While much attention has naturally been focused on London and the torrent of Emily Kngwarreye-related exhibitions surrounding her solo show at the Tate Modern, there’s a surprising focus on our First Nations across the Channel at the Rencontres d’Arles, one of the world’s most prestigious and longest running photography festivals. More than half of the exhibitors in ‘On Country: Photography from Australia’ – the first time there has ever been a regional focus on Australia at the Rencontres – are Indigenous.
It’s the work of PHOTO Australia, producers of the PHOTO International Festival of Photography in Melbourne, who have established a partnership with the Rencontres, and the work will be on show in Arles until 5 October 2025. The focus is curated by PHOTO Australia Founder/Artistic Director Elias Redstone, along with everywhere-woman Kimberley Moulton (Yorta Yorta), and in-house curators Pippa Milne and Brendan McCleary. ‘On Country: Photography from Australia’ highlights the depth and diversity of photographic practice in Australia to new international audiences through the work of 17 artists and collectives.
Over two hundred photographic works have been selected by the artists seeking to bear witness to both the visible and invisible aspects of being ‘on Country’ – a term embodied by First Peoples in Australia to describe the lands, waterways, seas and cosmos to which they are connected.

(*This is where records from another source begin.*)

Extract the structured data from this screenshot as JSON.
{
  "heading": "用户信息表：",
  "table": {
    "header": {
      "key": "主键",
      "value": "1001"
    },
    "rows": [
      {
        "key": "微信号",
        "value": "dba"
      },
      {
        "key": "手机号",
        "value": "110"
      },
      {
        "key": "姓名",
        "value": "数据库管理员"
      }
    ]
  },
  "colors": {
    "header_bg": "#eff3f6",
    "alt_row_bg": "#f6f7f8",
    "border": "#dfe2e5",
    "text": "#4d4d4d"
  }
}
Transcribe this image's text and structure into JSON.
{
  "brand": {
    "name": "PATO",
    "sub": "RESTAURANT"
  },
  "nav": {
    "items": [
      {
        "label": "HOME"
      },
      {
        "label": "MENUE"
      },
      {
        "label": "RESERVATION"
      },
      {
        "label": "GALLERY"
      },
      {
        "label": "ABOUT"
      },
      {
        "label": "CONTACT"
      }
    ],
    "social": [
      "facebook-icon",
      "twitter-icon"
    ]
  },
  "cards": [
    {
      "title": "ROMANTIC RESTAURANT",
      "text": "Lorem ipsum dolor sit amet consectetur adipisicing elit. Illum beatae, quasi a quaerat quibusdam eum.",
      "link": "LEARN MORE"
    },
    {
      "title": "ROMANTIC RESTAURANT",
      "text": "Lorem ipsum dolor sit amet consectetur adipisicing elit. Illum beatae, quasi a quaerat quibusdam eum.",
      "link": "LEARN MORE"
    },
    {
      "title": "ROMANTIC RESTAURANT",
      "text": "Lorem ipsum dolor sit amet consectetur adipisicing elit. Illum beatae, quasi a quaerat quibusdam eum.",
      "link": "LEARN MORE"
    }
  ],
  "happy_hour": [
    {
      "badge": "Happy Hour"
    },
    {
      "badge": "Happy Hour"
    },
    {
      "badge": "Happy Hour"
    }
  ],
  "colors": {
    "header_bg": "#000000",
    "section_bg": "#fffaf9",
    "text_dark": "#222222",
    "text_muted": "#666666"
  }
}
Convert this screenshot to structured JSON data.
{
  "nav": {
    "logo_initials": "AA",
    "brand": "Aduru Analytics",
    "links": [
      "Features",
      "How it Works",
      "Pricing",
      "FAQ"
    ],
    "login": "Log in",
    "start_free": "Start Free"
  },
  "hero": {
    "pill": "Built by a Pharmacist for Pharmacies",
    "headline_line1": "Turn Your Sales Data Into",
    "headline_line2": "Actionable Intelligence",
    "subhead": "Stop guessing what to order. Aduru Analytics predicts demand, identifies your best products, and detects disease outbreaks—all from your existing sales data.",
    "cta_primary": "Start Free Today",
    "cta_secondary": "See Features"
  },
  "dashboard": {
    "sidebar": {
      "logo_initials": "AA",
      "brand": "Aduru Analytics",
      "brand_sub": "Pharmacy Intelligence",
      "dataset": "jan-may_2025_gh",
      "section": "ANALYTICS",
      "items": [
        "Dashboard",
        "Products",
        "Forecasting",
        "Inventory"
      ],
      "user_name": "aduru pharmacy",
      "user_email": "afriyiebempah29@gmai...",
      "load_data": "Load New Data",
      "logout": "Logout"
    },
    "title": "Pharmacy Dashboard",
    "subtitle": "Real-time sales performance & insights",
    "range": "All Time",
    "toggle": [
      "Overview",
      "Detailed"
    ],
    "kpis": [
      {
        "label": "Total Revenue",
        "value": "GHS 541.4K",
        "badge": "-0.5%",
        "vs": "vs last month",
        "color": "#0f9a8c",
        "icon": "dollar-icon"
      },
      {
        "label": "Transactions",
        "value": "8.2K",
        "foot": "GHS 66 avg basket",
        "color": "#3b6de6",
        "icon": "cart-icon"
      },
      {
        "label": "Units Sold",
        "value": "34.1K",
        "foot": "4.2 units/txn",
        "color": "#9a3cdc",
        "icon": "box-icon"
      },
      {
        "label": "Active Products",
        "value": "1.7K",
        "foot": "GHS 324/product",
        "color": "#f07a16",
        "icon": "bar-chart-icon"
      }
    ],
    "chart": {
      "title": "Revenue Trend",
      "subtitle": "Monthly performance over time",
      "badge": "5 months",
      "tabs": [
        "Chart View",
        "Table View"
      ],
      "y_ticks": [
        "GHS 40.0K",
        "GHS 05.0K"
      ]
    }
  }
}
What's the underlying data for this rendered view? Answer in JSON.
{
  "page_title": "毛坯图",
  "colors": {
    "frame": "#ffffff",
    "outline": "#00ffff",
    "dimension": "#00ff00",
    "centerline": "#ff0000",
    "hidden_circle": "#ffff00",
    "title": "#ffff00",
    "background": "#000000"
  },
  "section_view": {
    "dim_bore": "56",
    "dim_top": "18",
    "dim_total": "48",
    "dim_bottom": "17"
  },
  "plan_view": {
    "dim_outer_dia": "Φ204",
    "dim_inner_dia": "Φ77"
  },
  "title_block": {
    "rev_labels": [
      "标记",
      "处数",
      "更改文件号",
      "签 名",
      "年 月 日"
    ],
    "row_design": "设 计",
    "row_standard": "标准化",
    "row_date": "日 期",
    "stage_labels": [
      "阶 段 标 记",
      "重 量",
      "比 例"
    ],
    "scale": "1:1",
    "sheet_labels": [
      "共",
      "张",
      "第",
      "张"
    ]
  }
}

The Full List of Exhibiting Artists is:
• Tony Albert (Kuku Yalanji) & David Charles Collins
• Ying Ang
• Atong Atem
• Sonja Carmichael (Ngugi/Quandamooka) & Elisa Jane Carmichael (Ngugi/Quandamooka)
• Maree Clarke (Yorta Yorta/Wamba Wamba/Mutti Mutti/Boonwurrung)
• Michael Cook (Bidjara)
• Brenda L Croft (Gurindji/Malngin/Mudburra)
• J Davies
• Liss Fenwick
• Adam Ferguson
• Robert Fielding (Yankunytjatjara/Western Arrernte peoples)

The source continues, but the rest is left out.